Cette belle petite vie. (petite annonce)

Tu te tenais exactement au centre. Un monde a existé pendant quelques instants ce vendredi 22 mars 2013 et tu te tenais exactement en son centre.

De grands mammifères tout d'abord nous ont accueilli. Nous avons tourné autour. Suivant, scolaires, la spirale qui conduit des protozoaires à la faune des imagiers. Mon fils tenait ma main, écoutait peu mes commentaires, me pressait vers l'éléphant.

La Grande Galerie de l'évolution était vide ou peu s'en faut, c'est à dire que ne s'y trouvaient de vivants que trois vieillards, mon fils, toi et moi. Tous les autres étaient naturalisés. Un silence de cloître, évidemment.

Les galeries étaient baignées d'ombre et nous y tournions, approchant le centre avec lenteur. Un beau parquet comme ça, pensais-je, et ne jamais y laisser jouer le soleil, c'est tout de même dommage. Mon œil cherchait la lumière. Je balayais du regard les Eucaryotes et les gymnospermes et soudain tu te tenais au centre, point de mire et centre irradiant.



Tes joues était rouges et ton épiderme moite. Tes bras étaient occupés de travail, tenus en l'air. Tu étais tellement emplie de toi-même à ce moment que l'humanité entière, autour en contrebas, n'était qu'un tas d'herbes sèches. Ai-je dit que tu te tenais sur un escabeau ? Que trois projecteurs étaient braqués sur toi ? Périodiquement, tu soufflais en ramenant ta mâchoire inférieure en avant pour rejeter une mèche de cheveux qui te tombait sur les yeux. Ton œil bleu ou noir ou vert ne regardai que ta tâche. Ton aisselle promettait un monde de parfums. 

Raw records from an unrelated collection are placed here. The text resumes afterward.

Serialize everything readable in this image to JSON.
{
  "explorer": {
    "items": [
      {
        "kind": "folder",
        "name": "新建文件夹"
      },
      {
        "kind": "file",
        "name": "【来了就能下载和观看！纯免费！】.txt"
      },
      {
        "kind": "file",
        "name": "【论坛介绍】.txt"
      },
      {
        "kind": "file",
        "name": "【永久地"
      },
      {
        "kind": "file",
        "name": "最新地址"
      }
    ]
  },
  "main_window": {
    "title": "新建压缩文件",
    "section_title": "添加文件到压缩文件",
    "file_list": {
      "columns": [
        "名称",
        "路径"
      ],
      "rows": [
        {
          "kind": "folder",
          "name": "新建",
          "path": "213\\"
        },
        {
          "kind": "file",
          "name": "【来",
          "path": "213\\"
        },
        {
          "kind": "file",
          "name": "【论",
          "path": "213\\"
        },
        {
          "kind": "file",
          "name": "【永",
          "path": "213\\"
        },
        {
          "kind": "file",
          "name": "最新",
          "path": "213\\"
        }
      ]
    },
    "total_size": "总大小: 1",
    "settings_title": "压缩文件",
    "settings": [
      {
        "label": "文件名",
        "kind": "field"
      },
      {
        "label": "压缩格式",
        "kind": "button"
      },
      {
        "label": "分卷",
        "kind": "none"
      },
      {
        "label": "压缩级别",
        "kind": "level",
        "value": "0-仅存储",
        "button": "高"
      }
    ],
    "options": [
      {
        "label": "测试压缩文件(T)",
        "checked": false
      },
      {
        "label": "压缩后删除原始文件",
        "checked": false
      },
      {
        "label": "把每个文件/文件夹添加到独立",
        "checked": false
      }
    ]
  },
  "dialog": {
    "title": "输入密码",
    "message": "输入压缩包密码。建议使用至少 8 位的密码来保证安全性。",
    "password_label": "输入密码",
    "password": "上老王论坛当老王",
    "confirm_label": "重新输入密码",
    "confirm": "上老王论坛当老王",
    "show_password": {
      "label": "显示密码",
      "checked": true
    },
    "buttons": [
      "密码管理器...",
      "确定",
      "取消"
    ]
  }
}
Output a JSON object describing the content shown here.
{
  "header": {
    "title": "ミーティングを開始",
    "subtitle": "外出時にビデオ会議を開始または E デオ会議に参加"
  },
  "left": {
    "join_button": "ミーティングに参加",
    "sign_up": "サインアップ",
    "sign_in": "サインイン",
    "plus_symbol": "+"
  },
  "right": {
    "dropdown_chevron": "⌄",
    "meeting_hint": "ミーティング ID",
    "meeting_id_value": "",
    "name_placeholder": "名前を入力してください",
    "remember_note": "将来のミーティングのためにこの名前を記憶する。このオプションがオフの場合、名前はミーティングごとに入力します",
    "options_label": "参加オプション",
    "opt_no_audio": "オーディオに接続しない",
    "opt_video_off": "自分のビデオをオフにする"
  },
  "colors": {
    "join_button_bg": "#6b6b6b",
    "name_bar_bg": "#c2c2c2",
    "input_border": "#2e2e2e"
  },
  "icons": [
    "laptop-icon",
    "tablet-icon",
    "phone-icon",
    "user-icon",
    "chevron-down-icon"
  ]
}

Toute la création aboutissait à toi. 

Je tournais toujours, autour de toi désormais. Qu'un barbare t'adresse la parole, je l'aurai tué de ma main. Je t'ai regardé autant que j'ai pu. J'ai empli mes yeux de ta sueur, de ta peau, de ton effort. J'ai vécu, pendant quelques minutes une vie entière à tes côtés. Je travaillais, moi-aussi au musée. Nous habitions un petit logis de fonction derrière la galerie des espèces disparues. Trois fois rien : un matelas par terre. des livres, par terre aussi. Une petit réchaud. Une peau d'ours peut-être. Un Albatros suspendu au-dessus du lit. Au matin, tu te jetais à la tâche et je te secondais de mon mieux. Je m'occupais du foyer, conduisait le petit à l'école. Puis j'allais cirer les parquets de la grande galerie de l'évolution où il n'y avait que nous. Et je pouvais à loisir te regarder travailler. Tous les jours.

Mon fils en a eu assez. M'a demandé si on pourrait manger une glace. J'ai quitté à regret cette belle petite vie, comme on sort d'un wagon chaud pour reprendre une marche fatiguée sous la pluie dans la nuit alors que c'est seulement le matin.

A la sortie de la galerie m'attendait un grand cahier, le livre d'or, de la grande galerie de l'évolution. J'ai écrit : "vendredi 22 mars 2013, tu réparais les fesse de la girafe. Je ne t'oublierais jamais." 

Nous sommes le 1er mars 2015 et je le répète. Je n'oublierais jamais ces années que nous avons passé dans la grande galerie. Moi penché sur mon balai, te regardant. Toi les bras levés vers les fesses de l'auguste ongulé et toute la création disposée harmonieusement autour de nous, muette.